§ The following Questions stood upon the Order Pager:
§ 68. Mr. A. J. IRVINE
To ask the Minister of Transport what recent proposals have been received from the chairman of the United States Federal Maritime Commission for discussions about shipping contracts.
§ 69. Dame IRENE WARD
To ask the Minister of Transport what answer he has sent to the request of the chairman of the Federal Maritime Commission for a meeting to discuss shipping matters; and whether he has discussed this invitation with the other countries cooperating with the United Kingdom in opposition to the demands of the Federal Maritime Commission.
§ The Minister of Transport (Mr. Ernest Marples)
With your permission, Mr. Speaker, and that of the House, I will now answer Questions Nos. 68 and 69 together.
The Federal Maritime Commission has offered to discuss, amongst other things, the shipping contracts which have caused the recent difficulties. This approach is at present being considered by the Governments concerned. It is too early to say what the outcome will be, but I am hopeful that it will be possible to reach a settlement which will be satisfactory to all concerned. I am keeping in close contact with our ship-owners and shippers.
§ Mr. Irvine
While thanking the Minister for that Answer, and recognising the need in this connection to keep in line with others on the points which arise, may I ask the right hon.

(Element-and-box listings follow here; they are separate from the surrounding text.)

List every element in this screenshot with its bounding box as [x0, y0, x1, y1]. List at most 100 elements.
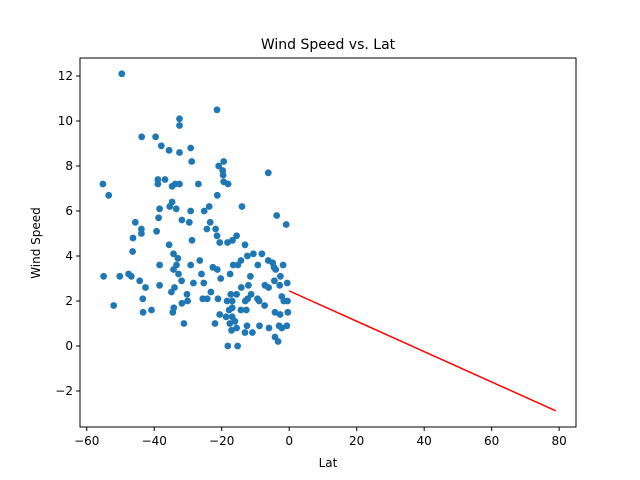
scatter-point — [276, 281, 284, 289]
scatter-point — [157, 142, 165, 150]
scatter-point — [129, 248, 137, 255]
scatter-point — [156, 261, 164, 269]
scatter-point — [220, 158, 228, 165]
scatter-point — [238, 203, 246, 210]
scatter-point — [213, 266, 221, 273]
scatter-point — [169, 308, 177, 316]
chart-title: Wind Speed vs. Lat — [261, 37, 396, 53]
scatter-point — [243, 322, 251, 330]
scatter-point — [170, 250, 177, 258]
y-tick-label: 8 — [65, 159, 73, 173]
x-axis-label: Lat — [319, 456, 338, 470]
y-tick-label: 10 — [58, 114, 73, 128]
scatter-point — [284, 308, 292, 316]
scatter-point — [234, 261, 242, 269]
scatter-point — [247, 290, 255, 298]
scatter-point — [255, 297, 263, 305]
scatter-point — [168, 288, 175, 296]
scatter-point — [242, 306, 250, 314]
scatter-point — [127, 272, 135, 280]
scatter-point — [227, 290, 235, 298]
scatter-point — [276, 311, 284, 318]
scatter-point — [213, 106, 221, 114]
scatter-point — [229, 261, 237, 269]
scatter-point — [284, 297, 291, 305]
scatter-point — [203, 295, 211, 303]
scatter-point — [165, 146, 173, 154]
scatter-point — [224, 342, 232, 350]
scatter-point — [241, 241, 249, 249]
scatter-point — [129, 234, 137, 242]
scatter-point — [225, 306, 233, 314]
scatter-point — [116, 272, 124, 280]
scatter-point — [282, 221, 290, 228]
y-tick-label: 0 — [65, 339, 73, 353]
scatter-point — [105, 191, 113, 199]
x-tick-label: 20 — [349, 434, 364, 448]
scatter-point — [223, 297, 231, 305]
scatter-point — [195, 180, 202, 188]
scatter-point — [217, 275, 225, 282]
scatter-point — [213, 191, 221, 199]
scatter-point — [277, 272, 284, 280]
scatter-point — [190, 279, 197, 287]
scatter-point — [155, 214, 163, 222]
scatter-point — [216, 239, 224, 246]
scatter-point — [229, 236, 236, 244]
scatter-point — [138, 133, 146, 141]
scatter-point — [148, 306, 155, 314]
scatter-point — [174, 254, 182, 262]
scatter-point — [142, 284, 149, 291]
regression-line — [288, 290, 557, 412]
scatter-point — [198, 270, 205, 278]
x-tick-label: 80 — [551, 434, 566, 448]
scatter-point — [265, 284, 272, 291]
scatter-point — [214, 295, 222, 303]
scatter-point — [279, 261, 287, 269]
scatter-point — [187, 261, 195, 269]
scatter-point — [176, 149, 183, 156]
scatter-point — [153, 227, 161, 235]
scatter-point — [226, 270, 234, 278]
scatter-point — [187, 144, 195, 152]
scatter-point — [254, 261, 262, 269]
scatter-point — [261, 302, 268, 309]
scatter-point — [283, 322, 291, 330]
scatter-point — [99, 180, 107, 188]
scatter-point — [172, 205, 180, 213]
scatter-point — [265, 324, 273, 332]
scatter-point — [152, 133, 160, 141]
scatter-point — [100, 272, 107, 280]
y-tick-label: 2 — [65, 294, 73, 308]
scatter-point — [170, 266, 177, 273]
scatter-point — [233, 290, 241, 298]
scatter-point — [176, 115, 183, 123]
scatter-point — [219, 171, 227, 179]
scatter-point — [178, 299, 186, 307]
scatter-point — [211, 320, 219, 327]
scatter-point — [176, 122, 183, 129]
x-tick-label: −40 — [142, 434, 167, 448]
scatter-point — [206, 218, 214, 226]
scatter-point — [185, 218, 193, 226]
y-tick-label: 6 — [65, 204, 73, 218]
scatter-point — [156, 205, 164, 213]
scatter-point — [161, 176, 169, 183]
y-axis-label: Wind Speed — [29, 207, 43, 279]
x-tick-label: 0 — [285, 434, 293, 448]
scatter-point — [139, 308, 147, 316]
scatter-point — [234, 342, 242, 350]
scatter-point — [274, 338, 282, 345]
scatter-point — [178, 277, 186, 285]
scatter-point — [212, 225, 220, 233]
scatter-point — [205, 203, 213, 210]
scatter-point — [244, 252, 251, 260]
scatter-point — [178, 216, 186, 224]
scatter-point — [222, 313, 230, 321]
scatter-point — [249, 329, 256, 336]
scatter-point — [233, 232, 241, 240]
scatter-point — [271, 277, 278, 285]
scatter-point — [207, 288, 215, 296]
scatter-point — [166, 203, 174, 210]
scatter-point — [131, 218, 139, 226]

Gentleman whether he agrees that there is no objection or inconsistency if, at the same time, he makes it perfectly clear to the chairman of the Commission that the British view is that it is unacceptable to us for the United States Commission to insist that contracts entered into by British shipowners shall in future be governed by the law of the United States?
§ Mr. Marples
That position has been made quite clear by Her Majesty's Government to the American Government. But, having achieved agreement between 10 European countries, plus Japan, which gives us well over half the world's shipping, it is obvious that we must maintain that solidarity. It gives us strength and we must not throw it away by acting unilaterally. At the same time, we have let our view be known.
§ Mr. Shinwell
Can we be assured that the Government will not weaken in their attitude on this very important matter? The shipowners are not prepared to make any concession whatever. Does the Minister understand that? May we have an assurance from the Government that they will not weaken on this issue?
§ Mr. Marples
Having told our ship-owners several times in the past that they 1304 must not comply with orders from the United States. I can assure the right hon. Gentleman that we shall stand firm on this point of principle.

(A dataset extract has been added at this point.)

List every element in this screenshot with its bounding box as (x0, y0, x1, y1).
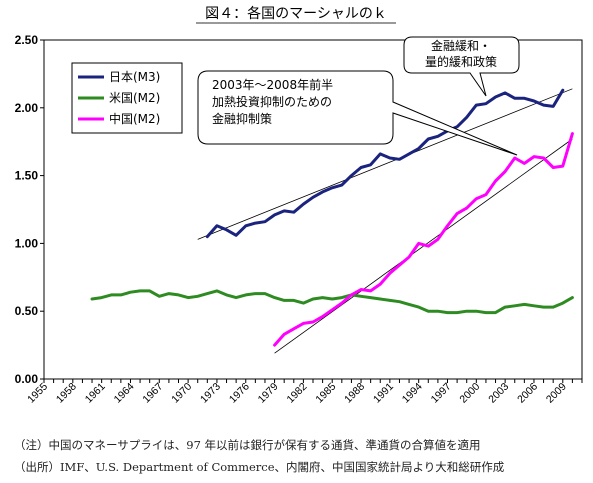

There are two real issues here. The first is that we must stand firm on the point of principle that no one country—the United States, the United Kingdom, or any other—can unilaterally impose on foreign countries their own law. It applies to this country as well as to America.

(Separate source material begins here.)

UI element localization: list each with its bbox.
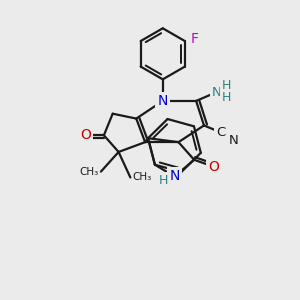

Secondly, we must keep our newly found solidarity with 10 European countries and Japan because then we shall operate from a base of strength. Having tried fairly hard myself forward-a-half to three years to bring this about, I can assure the right hon. Gentleman that I will not cast it away lightly.
§ Sir C. Taylor
Having answered Questions Nos. 68 and 69, may I ask my right hon. Friend whether he will answer Question No. 65, also?
§ Mr. Fernyhough
Would not the Minister agree that the United States are already making unilateral decisions about British shipping inasmuch as they have intimidated every British shipping line in taking cargoes to Cuba?
§ Mr. Marples
That is entirely another question. They have not really intimidated them. British lines are free to take cargoes to Cuba if they so wish.
With regard to cargoes to America and the action of the Federal Maritime Commission, the immediate threat of fines and penalties has been removed. Therefore, this country has given nothing away at the moment.